This may be screenwriter Angela Pell’s first screenplay, but apart from the odd tonal stumble you’d be hard-pushed to tell. By calling on her own bittersweet experience as a parent of an autistic child, she crafts a touching, redemptive and frequently laugh-out-loud study of acceptance, grief and the beauty found in the small things in life. The real draw here is the acting pedigree of the two leads. Rickman and Weaver both remind us how good they are, while director Marc Evans – capturing both intimate character beats and the glacial beauty of Canada – proves his versatility: this is a world away from My Little Eye.
Rickman fleshes out his trademark laconic apathy with careful nuances as a recently-released jailbird weighed down with guilt from two senseless deaths. “I don’t have baggage, I have haulage,” he tells Linda’s neighbour Maggie (Carrie-Anne Moss) as he begins a tender affair with her, and it’s evident in his every shrinking move – his usual brittle delivery softened to a cadence of exasperation, equal parts comedy and sadness. When a chirpy shop assistant tells him his choice of glasses makes him look like a serial killer, his “Thank you” is so funny you wonder how he managed to be so inventive with just two words, while the initial interchanges between him and Linda are densely layered with shattering awkwardness and remorse.

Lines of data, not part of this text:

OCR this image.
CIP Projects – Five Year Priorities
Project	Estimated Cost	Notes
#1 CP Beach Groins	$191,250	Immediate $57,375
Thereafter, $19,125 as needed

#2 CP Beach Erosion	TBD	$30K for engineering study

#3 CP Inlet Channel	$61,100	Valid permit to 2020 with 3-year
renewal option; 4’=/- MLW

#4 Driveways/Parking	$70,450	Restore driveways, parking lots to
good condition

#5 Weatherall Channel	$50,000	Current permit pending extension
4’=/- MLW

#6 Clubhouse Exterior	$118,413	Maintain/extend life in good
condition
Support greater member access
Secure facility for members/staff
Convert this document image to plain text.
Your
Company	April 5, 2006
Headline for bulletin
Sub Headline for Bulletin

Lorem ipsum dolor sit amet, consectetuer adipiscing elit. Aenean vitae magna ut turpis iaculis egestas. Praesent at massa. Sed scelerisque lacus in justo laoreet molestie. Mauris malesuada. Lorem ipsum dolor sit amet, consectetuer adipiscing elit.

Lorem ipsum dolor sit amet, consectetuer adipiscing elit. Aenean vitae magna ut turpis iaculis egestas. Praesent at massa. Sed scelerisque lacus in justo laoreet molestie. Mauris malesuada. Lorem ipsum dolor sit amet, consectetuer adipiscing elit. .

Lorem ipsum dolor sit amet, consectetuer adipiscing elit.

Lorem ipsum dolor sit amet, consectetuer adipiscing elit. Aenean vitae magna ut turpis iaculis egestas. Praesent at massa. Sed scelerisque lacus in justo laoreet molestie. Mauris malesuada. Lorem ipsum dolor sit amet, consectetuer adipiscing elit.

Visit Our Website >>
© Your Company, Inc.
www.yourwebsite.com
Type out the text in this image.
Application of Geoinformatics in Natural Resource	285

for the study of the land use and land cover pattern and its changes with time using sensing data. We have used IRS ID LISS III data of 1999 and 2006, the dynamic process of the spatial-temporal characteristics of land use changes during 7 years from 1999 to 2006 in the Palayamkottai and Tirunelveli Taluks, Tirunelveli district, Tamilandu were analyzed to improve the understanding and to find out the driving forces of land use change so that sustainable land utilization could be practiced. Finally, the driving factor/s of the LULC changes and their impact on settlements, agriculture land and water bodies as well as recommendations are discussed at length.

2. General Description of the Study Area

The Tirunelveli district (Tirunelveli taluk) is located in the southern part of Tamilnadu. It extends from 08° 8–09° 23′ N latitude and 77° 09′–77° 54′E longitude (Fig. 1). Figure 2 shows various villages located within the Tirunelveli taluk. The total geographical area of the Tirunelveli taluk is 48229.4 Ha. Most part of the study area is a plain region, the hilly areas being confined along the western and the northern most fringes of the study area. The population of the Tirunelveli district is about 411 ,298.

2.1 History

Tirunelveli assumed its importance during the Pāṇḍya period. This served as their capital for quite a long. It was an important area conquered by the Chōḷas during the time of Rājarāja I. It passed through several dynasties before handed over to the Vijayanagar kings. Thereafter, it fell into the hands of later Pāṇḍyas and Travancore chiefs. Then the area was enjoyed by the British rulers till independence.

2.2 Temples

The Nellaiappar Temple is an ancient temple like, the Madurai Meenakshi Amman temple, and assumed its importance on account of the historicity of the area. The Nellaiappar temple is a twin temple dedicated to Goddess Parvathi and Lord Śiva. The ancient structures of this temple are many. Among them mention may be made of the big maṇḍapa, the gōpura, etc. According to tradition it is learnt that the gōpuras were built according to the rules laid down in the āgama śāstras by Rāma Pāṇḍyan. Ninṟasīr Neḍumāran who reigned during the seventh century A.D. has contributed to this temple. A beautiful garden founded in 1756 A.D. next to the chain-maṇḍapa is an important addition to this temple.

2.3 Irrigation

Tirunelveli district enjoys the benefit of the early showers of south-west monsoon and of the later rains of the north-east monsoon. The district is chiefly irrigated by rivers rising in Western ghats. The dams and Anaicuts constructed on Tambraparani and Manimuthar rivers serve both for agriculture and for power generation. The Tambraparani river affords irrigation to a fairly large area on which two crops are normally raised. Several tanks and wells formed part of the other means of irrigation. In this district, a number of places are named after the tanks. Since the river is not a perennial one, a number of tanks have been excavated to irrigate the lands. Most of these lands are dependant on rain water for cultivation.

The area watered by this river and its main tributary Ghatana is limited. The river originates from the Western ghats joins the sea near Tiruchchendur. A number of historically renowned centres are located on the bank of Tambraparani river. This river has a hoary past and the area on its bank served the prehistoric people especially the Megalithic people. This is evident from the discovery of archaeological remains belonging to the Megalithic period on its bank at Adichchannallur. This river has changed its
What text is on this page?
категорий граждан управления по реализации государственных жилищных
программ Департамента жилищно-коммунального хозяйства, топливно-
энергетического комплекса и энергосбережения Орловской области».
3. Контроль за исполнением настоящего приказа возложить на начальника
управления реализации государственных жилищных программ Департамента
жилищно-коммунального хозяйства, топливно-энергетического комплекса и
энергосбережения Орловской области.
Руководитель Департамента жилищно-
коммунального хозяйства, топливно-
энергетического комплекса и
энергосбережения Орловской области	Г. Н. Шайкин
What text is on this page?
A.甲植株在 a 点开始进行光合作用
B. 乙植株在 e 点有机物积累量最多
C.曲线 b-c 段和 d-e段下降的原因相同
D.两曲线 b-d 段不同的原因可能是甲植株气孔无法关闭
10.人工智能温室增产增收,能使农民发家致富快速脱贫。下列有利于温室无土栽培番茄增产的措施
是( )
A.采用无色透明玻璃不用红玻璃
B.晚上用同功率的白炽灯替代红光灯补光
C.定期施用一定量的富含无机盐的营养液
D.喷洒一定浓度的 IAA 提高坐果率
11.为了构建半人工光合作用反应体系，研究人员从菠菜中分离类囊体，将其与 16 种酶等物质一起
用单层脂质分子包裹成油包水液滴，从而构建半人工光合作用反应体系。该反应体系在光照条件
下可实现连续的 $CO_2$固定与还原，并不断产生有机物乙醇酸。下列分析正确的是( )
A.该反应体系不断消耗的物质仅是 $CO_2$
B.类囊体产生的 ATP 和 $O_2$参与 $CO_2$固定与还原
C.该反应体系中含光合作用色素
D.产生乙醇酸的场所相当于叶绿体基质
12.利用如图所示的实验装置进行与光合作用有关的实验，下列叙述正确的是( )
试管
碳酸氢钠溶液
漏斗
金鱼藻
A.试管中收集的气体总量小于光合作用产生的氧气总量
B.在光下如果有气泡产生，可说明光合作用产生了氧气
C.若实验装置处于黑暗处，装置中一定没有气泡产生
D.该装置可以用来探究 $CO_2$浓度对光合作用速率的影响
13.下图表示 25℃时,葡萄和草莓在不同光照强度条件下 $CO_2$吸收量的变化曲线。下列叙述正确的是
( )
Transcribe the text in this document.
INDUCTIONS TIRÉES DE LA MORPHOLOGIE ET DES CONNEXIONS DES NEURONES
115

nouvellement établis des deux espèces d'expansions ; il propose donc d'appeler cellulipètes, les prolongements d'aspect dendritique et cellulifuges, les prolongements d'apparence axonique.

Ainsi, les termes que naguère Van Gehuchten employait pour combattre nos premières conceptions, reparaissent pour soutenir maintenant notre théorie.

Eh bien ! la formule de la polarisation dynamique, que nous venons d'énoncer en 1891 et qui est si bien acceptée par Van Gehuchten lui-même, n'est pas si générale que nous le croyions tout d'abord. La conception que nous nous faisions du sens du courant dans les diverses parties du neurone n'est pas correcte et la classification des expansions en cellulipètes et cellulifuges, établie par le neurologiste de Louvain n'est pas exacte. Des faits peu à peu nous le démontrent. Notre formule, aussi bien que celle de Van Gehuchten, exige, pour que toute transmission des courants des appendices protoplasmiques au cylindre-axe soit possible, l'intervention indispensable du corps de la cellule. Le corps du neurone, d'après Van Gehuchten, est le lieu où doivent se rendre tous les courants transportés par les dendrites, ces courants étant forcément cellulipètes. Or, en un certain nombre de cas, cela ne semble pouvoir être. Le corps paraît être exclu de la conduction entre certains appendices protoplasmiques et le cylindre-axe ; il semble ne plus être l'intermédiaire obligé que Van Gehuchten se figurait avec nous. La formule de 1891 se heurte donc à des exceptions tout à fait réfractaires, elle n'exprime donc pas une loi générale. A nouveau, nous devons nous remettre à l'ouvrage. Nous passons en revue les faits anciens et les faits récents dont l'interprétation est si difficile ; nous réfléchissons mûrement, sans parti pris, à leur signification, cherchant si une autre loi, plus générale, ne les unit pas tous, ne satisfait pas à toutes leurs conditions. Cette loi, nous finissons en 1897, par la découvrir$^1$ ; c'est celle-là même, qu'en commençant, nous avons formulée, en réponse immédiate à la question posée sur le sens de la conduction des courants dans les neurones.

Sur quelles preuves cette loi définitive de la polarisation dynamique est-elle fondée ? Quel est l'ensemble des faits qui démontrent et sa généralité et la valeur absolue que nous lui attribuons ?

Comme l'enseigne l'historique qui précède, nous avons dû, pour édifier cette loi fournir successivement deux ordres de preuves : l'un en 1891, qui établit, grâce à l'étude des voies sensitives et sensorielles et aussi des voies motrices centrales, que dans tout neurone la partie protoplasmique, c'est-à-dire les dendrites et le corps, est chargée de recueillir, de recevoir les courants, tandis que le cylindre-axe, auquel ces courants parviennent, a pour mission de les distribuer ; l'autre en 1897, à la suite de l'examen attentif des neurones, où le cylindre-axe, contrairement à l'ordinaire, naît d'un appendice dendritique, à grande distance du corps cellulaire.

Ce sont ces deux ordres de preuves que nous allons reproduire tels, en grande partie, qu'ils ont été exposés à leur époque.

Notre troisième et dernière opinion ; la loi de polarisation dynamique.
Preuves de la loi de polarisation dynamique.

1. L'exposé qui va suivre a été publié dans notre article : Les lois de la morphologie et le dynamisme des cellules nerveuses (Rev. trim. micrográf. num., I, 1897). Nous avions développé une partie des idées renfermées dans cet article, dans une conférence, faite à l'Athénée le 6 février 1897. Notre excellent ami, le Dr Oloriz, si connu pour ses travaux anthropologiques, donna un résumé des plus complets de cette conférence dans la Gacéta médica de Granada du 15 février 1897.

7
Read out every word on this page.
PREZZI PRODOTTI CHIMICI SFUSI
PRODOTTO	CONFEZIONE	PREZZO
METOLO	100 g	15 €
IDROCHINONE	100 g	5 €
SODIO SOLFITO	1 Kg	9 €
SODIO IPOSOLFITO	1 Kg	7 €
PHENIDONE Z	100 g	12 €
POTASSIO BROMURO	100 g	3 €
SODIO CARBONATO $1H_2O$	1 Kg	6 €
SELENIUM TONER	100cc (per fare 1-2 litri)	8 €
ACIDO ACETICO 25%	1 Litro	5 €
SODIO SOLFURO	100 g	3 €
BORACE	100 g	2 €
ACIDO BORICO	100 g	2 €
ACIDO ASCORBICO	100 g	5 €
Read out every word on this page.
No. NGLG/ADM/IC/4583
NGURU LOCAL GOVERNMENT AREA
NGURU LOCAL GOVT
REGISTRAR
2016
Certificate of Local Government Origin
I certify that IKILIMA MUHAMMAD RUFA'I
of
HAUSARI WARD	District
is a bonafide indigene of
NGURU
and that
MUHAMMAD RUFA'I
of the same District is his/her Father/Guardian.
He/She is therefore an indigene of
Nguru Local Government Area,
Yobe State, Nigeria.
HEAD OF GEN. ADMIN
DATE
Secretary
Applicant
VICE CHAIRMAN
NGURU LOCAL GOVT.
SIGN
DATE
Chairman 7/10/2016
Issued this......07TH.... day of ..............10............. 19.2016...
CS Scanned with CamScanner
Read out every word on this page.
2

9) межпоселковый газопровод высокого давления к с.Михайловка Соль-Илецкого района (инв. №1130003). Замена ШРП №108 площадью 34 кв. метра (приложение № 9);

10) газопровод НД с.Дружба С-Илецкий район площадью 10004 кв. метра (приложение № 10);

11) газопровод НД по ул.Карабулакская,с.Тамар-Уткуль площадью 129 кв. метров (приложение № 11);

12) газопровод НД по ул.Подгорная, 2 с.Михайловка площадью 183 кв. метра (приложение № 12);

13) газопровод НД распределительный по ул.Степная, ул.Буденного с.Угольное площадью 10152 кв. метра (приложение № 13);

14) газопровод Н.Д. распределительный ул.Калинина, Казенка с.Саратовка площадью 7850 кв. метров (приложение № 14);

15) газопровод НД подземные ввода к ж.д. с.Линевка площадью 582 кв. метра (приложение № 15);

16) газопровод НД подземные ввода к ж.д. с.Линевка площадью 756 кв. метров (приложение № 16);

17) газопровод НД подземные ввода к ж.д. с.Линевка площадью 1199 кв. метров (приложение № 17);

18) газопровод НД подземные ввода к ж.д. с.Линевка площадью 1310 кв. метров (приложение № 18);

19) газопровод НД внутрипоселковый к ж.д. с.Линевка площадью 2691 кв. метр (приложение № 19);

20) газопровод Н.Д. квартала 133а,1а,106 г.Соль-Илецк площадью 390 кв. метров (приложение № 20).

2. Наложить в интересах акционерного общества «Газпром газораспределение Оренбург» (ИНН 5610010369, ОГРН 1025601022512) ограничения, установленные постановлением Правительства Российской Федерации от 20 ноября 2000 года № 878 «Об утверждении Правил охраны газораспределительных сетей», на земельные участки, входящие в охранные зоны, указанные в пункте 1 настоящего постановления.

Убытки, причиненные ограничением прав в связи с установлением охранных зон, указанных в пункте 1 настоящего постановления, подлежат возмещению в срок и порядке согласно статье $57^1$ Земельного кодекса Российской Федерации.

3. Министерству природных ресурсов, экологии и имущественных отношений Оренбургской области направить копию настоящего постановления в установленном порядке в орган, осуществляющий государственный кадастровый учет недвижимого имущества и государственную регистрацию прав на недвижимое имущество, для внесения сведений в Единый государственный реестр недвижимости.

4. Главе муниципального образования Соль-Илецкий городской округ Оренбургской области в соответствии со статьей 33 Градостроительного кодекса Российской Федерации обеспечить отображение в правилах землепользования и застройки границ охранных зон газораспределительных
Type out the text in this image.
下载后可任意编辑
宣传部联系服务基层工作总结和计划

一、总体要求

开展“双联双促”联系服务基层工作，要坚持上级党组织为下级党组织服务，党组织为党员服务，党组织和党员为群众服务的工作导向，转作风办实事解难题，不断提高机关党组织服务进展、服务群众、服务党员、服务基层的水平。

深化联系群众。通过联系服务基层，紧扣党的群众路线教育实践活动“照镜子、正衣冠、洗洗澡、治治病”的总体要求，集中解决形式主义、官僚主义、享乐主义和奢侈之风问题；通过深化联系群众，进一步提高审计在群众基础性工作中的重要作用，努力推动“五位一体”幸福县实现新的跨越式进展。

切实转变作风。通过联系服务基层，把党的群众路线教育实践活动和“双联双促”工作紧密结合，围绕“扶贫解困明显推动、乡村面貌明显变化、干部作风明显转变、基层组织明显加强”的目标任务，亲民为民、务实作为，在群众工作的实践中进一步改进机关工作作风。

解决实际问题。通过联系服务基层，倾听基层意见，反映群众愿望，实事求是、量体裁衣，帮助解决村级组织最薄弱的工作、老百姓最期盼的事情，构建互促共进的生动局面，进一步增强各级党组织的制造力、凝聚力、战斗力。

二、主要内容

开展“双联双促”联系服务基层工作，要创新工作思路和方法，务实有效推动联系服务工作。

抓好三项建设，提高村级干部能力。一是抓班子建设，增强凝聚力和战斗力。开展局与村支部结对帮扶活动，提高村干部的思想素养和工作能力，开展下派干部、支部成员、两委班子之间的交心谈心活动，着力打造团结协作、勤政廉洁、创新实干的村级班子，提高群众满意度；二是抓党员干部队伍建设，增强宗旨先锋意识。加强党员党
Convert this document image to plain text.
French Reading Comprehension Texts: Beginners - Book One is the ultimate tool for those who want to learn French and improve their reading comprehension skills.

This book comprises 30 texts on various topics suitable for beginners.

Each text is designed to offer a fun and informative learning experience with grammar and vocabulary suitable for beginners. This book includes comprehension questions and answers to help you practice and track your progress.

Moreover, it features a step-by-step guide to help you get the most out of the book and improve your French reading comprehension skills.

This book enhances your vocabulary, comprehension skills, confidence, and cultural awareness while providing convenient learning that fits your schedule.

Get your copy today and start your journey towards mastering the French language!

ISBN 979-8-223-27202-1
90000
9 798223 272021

It is, of course, inevitable that his stoicism melts along with the roadside drifts in the face of Linda’s childlike delight, but it’s a pleasure to see Rickman’s practiced schtick thaw enough to allow real characterisation to show through. Weaver, meanwhile, manages to play a potentially showy role with welcome subtlety. She’s great when barking out Linda’s observations on life (“An orgasm sounds like an inferior version of what I feel when I have a mouthful of snow”), gleefully bouncing on a trampoline or showing her alienation from the community at a funeral wake. It’s a performance free of both vanity and cliché, that in a bigger, studio-backed picture might trouble Oscar. As it is, the actors may simply have to settle for the satisfaction of making an audience feel.
A powerful and tender two-hander, with Rickman showing his worth outside Hogwarts and Weaver making the 'alien' understandable.